Researchers from the English Rural Housing Association, in collaboration with UCL, have posited that increasing the number of homes in rural areas needn’t compromise the unique character of these communities.

Their study, named “Land, Landowners, and the Delivery of Affordable Homes in Rural Areas”, delves into the challenges of housing affordability in rural settings. It underscores the potential of maximising existing policies to usher in much-needed affordable housing.

Introduced back in 1991, the national policy aimed to facilitate affordable housing on smaller rural land parcels, which would typically not receive housing development permissions. A key stipulation is that such developments should predominantly cater to those with ties to the local community.

Over the years, the policy has evolved, permitting a limited number of market sale homes, but only if it ensures the delivery of affordable housing. In a bid to promote more such developments, the government released fresh planning practice guidance in June 2021.

Yet, the policy’s uptake has been lukewarm since its inception. Data from 2016-2017 reveals that a mere 14 out of 91 rural authorities built affordable homes on these sites. Interestingly, Cornwall accounted for 37% of these constructions.
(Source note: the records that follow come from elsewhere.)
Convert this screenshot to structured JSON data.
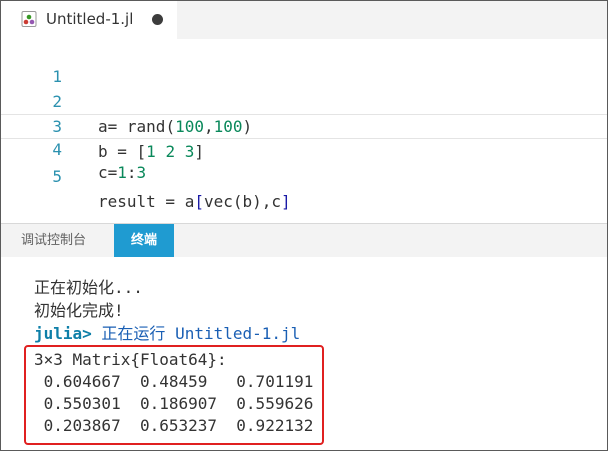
{
  "tab": {
    "title": "Untitled-1.jl",
    "file_icon": "julia-file-icon",
    "dirty_indicator": "unsaved-dot-icon"
  },
  "editor": {
    "lines": [
      {
        "number": "1",
        "code": ""
      },
      {
        "number": "2",
        "code": "a= rand(100,100)"
      },
      {
        "number": "3",
        "code": "b = [1 2 3]"
      },
      {
        "number": "4",
        "code": "c=1:3"
      },
      {
        "number": "5",
        "code": "result = a[vec(b),c]"
      }
    ],
    "current_line": 4
  },
  "panel": {
    "tabs": [
      {
        "label": "调试控制台",
        "active": false
      },
      {
        "label": "终端",
        "active": true
      }
    ]
  },
  "terminal": {
    "lines": [
      "正在初始化...",
      "初始化完成!"
    ],
    "prompt": "julia>",
    "run_message": " 正在运行 Untitled-1.jl",
    "matrix_header": "3×3 Matrix{Float64}:",
    "matrix_rows": [
      " 0.604667  0.48459   0.701191",
      " 0.550301  0.186907  0.559626",
      " 0.203867  0.653237  0.922132"
    ],
    "highlight_color": "#e02020"
  },
  "colors": {
    "line_number": "#2b91af",
    "number_literal": "#09885a",
    "active_tab": "#1f9bd1"
  }
}
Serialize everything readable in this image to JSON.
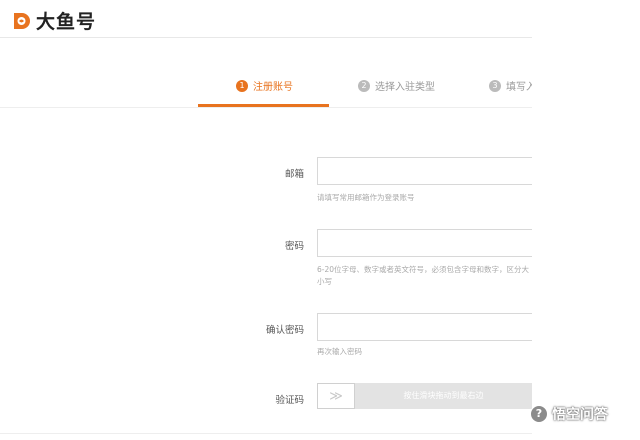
{
  "brand": {
    "name": "大鱼号",
    "color": "#e8731f"
  },
  "steps": [
    {
      "num": "1",
      "label": "注册账号",
      "active": true
    },
    {
      "num": "2",
      "label": "选择入驻类型",
      "active": false
    },
    {
      "num": "3",
      "label": "填写入",
      "active": false
    }
  ],
  "form": {
    "email": {
      "label": "邮箱",
      "value": "",
      "hint": "请填写常用邮箱作为登录账号"
    },
    "password": {
      "label": "密码",
      "value": "",
      "hint": "6-20位字母、数字或者英文符号，必须包含字母和数字，区分大小写"
    },
    "confirm": {
      "label": "确认密码",
      "value": "",
      "hint": "再次输入密码"
    },
    "captcha": {
      "label": "验证码",
      "slider_text": "按住滑块拖动到最右边",
      "handle_glyph": "≫"
    }
  },
  "watermark": {
    "text": "悟空问答",
    "icon": "chat-bubble-icon"
  }
}
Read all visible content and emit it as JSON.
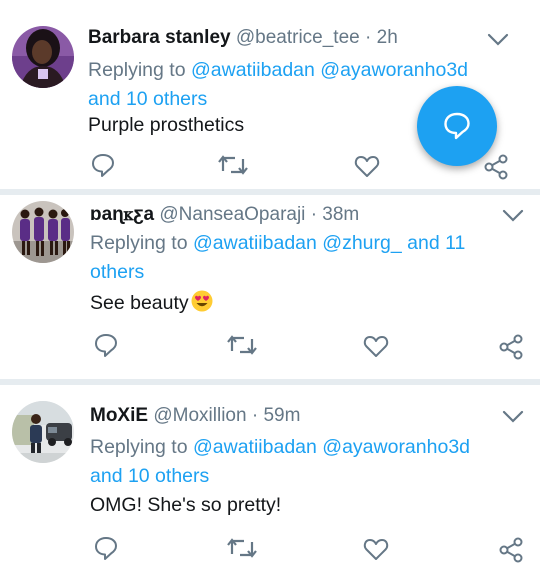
{
  "tweets": [
    {
      "name": "Barbara stanley",
      "handle": "@beatrice_tee",
      "separator": "·",
      "time": "2h",
      "replying_prefix": "Replying to",
      "mention1": "@awatiibadan",
      "mention2": "@ayaworanho3d",
      "replying_rest": "and 10 others",
      "text": "Purple prosthetics"
    },
    {
      "name": "ɒaɳꮶƹa",
      "handle": "@NanseaOparaji",
      "separator": "·",
      "time": "38m",
      "replying_prefix": "Replying to",
      "mention1": "@awatiibadan",
      "mention2": "@zhurg_",
      "replying_and": "and 11",
      "replying_rest": "others",
      "text": "See beauty",
      "emoji": "heart-eyes-emoji"
    },
    {
      "name": "MoXiE",
      "handle": "@Moxillion",
      "separator": "·",
      "time": "59m",
      "replying_prefix": "Replying to",
      "mention1": "@awatiibadan",
      "mention2": "@ayaworanho3d",
      "replying_rest": "and 10 others",
      "text": "OMG! She's so pretty!"
    }
  ],
  "icons": {
    "reply": "reply-icon",
    "retweet": "retweet-icon",
    "like": "heart-icon",
    "share": "share-icon",
    "more": "chevron-down-icon",
    "compose": "compose-reply-icon"
  },
  "colors": {
    "brand_blue": "#1da1f2",
    "secondary_text": "#657786",
    "primary_text": "#14171a",
    "divider": "#e6ecf0"
  }
}
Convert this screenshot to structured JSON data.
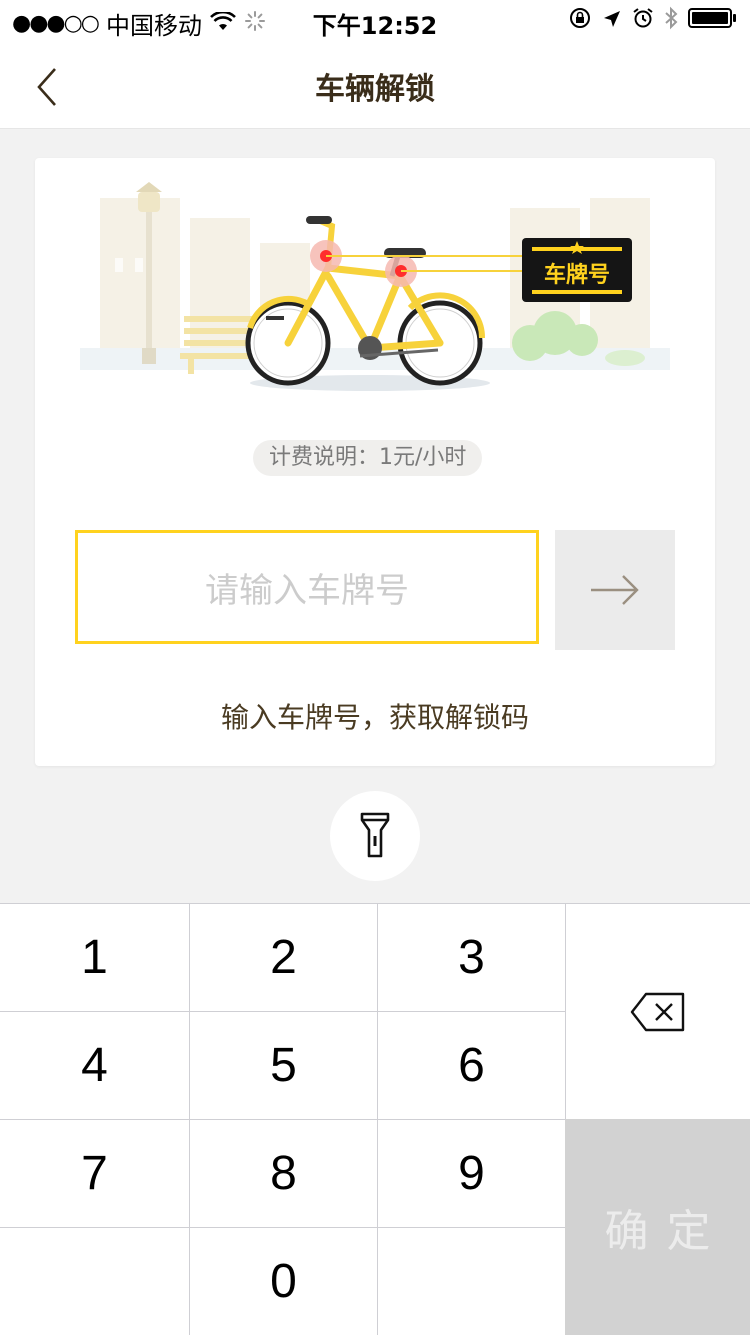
{
  "status_bar": {
    "signal": "●●●○○",
    "carrier": "中国移动",
    "time": "下午12:52"
  },
  "nav": {
    "title": "车辆解锁"
  },
  "card": {
    "plate_sign": "车牌号",
    "fee_note": "计费说明：1元/小时",
    "input_placeholder": "请输入车牌号",
    "hint": "输入车牌号，获取解锁码"
  },
  "keypad": {
    "keys": [
      "1",
      "2",
      "3",
      "4",
      "5",
      "6",
      "7",
      "8",
      "9",
      "0"
    ],
    "confirm_label": "确定"
  },
  "colors": {
    "accent_yellow": "#ffd21e",
    "title_brown": "#3a2d1a",
    "confirm_bg": "#d2d2d2"
  },
  "icons": [
    "back-chevron-icon",
    "wifi-icon",
    "loading-icon",
    "lock-rotation-icon",
    "location-arrow-icon",
    "alarm-icon",
    "bluetooth-icon",
    "battery-icon",
    "arrow-right-icon",
    "flashlight-icon",
    "backspace-icon"
  ]
}
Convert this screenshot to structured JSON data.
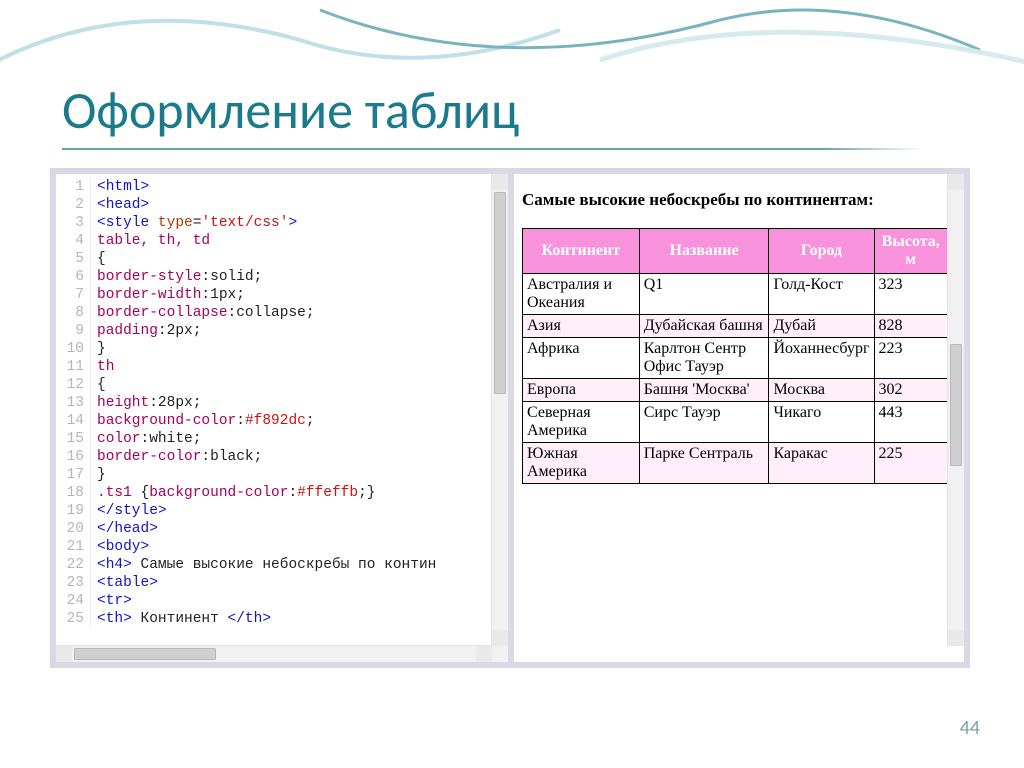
{
  "slide": {
    "title": "Оформление таблиц",
    "page_number": "44"
  },
  "preview": {
    "heading": "Самые высокие небоскребы по континентам:",
    "headers": [
      "Континент",
      "Название",
      "Город",
      "Высота, м"
    ],
    "rows": [
      {
        "striped": false,
        "cells": [
          "Австралия и Океания",
          "Q1",
          "Голд-Кост",
          "323"
        ]
      },
      {
        "striped": true,
        "cells": [
          "Азия",
          "Дубайская башня",
          "Дубай",
          "828"
        ]
      },
      {
        "striped": false,
        "cells": [
          "Африка",
          "Карлтон Сентр Офис Тауэр",
          "Йоханнесбург",
          "223"
        ]
      },
      {
        "striped": true,
        "cells": [
          "Европа",
          "Башня 'Москва'",
          "Москва",
          "302"
        ]
      },
      {
        "striped": false,
        "cells": [
          "Северная Америка",
          "Сирс Тауэр",
          "Чикаго",
          "443"
        ]
      },
      {
        "striped": true,
        "cells": [
          "Южная Америка",
          "Парке Сентраль",
          "Каракас",
          "225"
        ]
      }
    ]
  },
  "code": {
    "lines": [
      {
        "n": "1",
        "html": "<span class='tag'>&lt;html&gt;</span>"
      },
      {
        "n": "2",
        "html": "<span class='tag'>&lt;head&gt;</span>"
      },
      {
        "n": "3",
        "html": "<span class='tag'>&lt;style</span> <span class='attrn'>type</span>=<span class='str'>'text/css'</span><span class='tag'>&gt;</span>"
      },
      {
        "n": "4",
        "html": "<span class='sel'>table, th, td</span>"
      },
      {
        "n": "5",
        "html": "{"
      },
      {
        "n": "6",
        "html": "<span class='css-prop'>border-style</span>:solid;"
      },
      {
        "n": "7",
        "html": "<span class='css-prop'>border-width</span>:1px;"
      },
      {
        "n": "8",
        "html": "<span class='css-prop'>border-collapse</span>:collapse;"
      },
      {
        "n": "9",
        "html": "<span class='css-prop'>padding</span>:2px;"
      },
      {
        "n": "10",
        "html": "}"
      },
      {
        "n": "11",
        "html": "<span class='sel'>th</span>"
      },
      {
        "n": "12",
        "html": "{"
      },
      {
        "n": "13",
        "html": "<span class='css-prop'>height</span>:28px;"
      },
      {
        "n": "14",
        "html": "<span class='css-prop'>background-color</span>:<span class='hex'>#f892dc</span>;"
      },
      {
        "n": "15",
        "html": "<span class='css-prop'>color</span>:white;"
      },
      {
        "n": "16",
        "html": "<span class='css-prop'>border-color</span>:black;"
      },
      {
        "n": "17",
        "html": "}"
      },
      {
        "n": "18",
        "html": "<span class='sel'>.ts1</span> {<span class='css-prop'>background-color</span>:<span class='hex'>#ffeffb</span>;}"
      },
      {
        "n": "19",
        "html": "<span class='tag'>&lt;/style&gt;</span>"
      },
      {
        "n": "20",
        "html": "<span class='tag'>&lt;/head&gt;</span>"
      },
      {
        "n": "21",
        "html": "<span class='tag'>&lt;body&gt;</span>"
      },
      {
        "n": "22",
        "html": "<span class='tag'>&lt;h4&gt;</span> Самые высокие небоскребы по контин"
      },
      {
        "n": "23",
        "html": "<span class='tag'>&lt;table&gt;</span>"
      },
      {
        "n": "24",
        "html": "<span class='tag'>&lt;tr&gt;</span>"
      },
      {
        "n": "25",
        "html": "<span class='tag'>&lt;th&gt;</span> Континент <span class='tag'>&lt;/th&gt;</span>"
      }
    ]
  },
  "chart_data": {
    "type": "table",
    "title": "Самые высокие небоскребы по континентам:",
    "columns": [
      "Континент",
      "Название",
      "Город",
      "Высота, м"
    ],
    "rows": [
      [
        "Австралия и Океания",
        "Q1",
        "Голд-Кост",
        323
      ],
      [
        "Азия",
        "Дубайская башня",
        "Дубай",
        828
      ],
      [
        "Африка",
        "Карлтон Сентр Офис Тауэр",
        "Йоханнесбург",
        223
      ],
      [
        "Европа",
        "Башня 'Москва'",
        "Москва",
        302
      ],
      [
        "Северная Америка",
        "Сирс Тауэр",
        "Чикаго",
        443
      ],
      [
        "Южная Америка",
        "Парке Сентраль",
        "Каракас",
        225
      ]
    ]
  }
}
Several factors contribute to this tepid response. These range from a limited grasp of the policy, reluctance from local landowners to part with land, ambiguities in policy wording, to resistance from local councils and inhabitants.

The rural housing conundrum is multifaceted. It blends the desire to preserve village aesthetics, sparse rural facilities, environmental constraints, and escalating property values. Coupled with the lower earning potential in these regions and a trend of urbanites moving to rural areas, the demand-supply gap for rural housing widens. This, in turn, pushes prices to levels beyond the reach of local dwellers.

However, the researchers are optimistic. They believe that better dissemination of information about the programme can navigate these challenges.

Dr Phoebe Stirling, from UCL’s Bartlett School of Planning, remarked, the study underscores the significance of exception site development for rural communities and economies. While landowners play a pivotal role, the success of such projects hinges on collective efforts. The findings shed light on how this collaboration can materialise.

The study puts forth five key suggestions:

  1. Equip every parish council with details about the rural exception site policy.
  2. Empower rural housing enablers to amplify policy awareness.
  3. Offer guidelines to motivate landowners to earmark land for rural exception sites.
  4. Launch a nationwide campaign spotlighting the policy.
  5. Design an exemplary model for rural site development, offering a glimpse into potential housing designs.

Martin Collett, at the helm of English Rural Housing Association, stated, “We’re keen to shine a light on rural exception sites. We envision a national conversation that underscores their transformative potential for rural landscapes and their inhabitants.”

Reacting to the findings, a representative from the Department for Levelling Up, Housing and Communities commented, “Our National Planning Policy Framework is tailored to resonate with rural nuances, endorsing housing projects that mirror local requirements. We urge local planning bodies to champion more such sites, ensuring rural folks can continue to call their communities home.”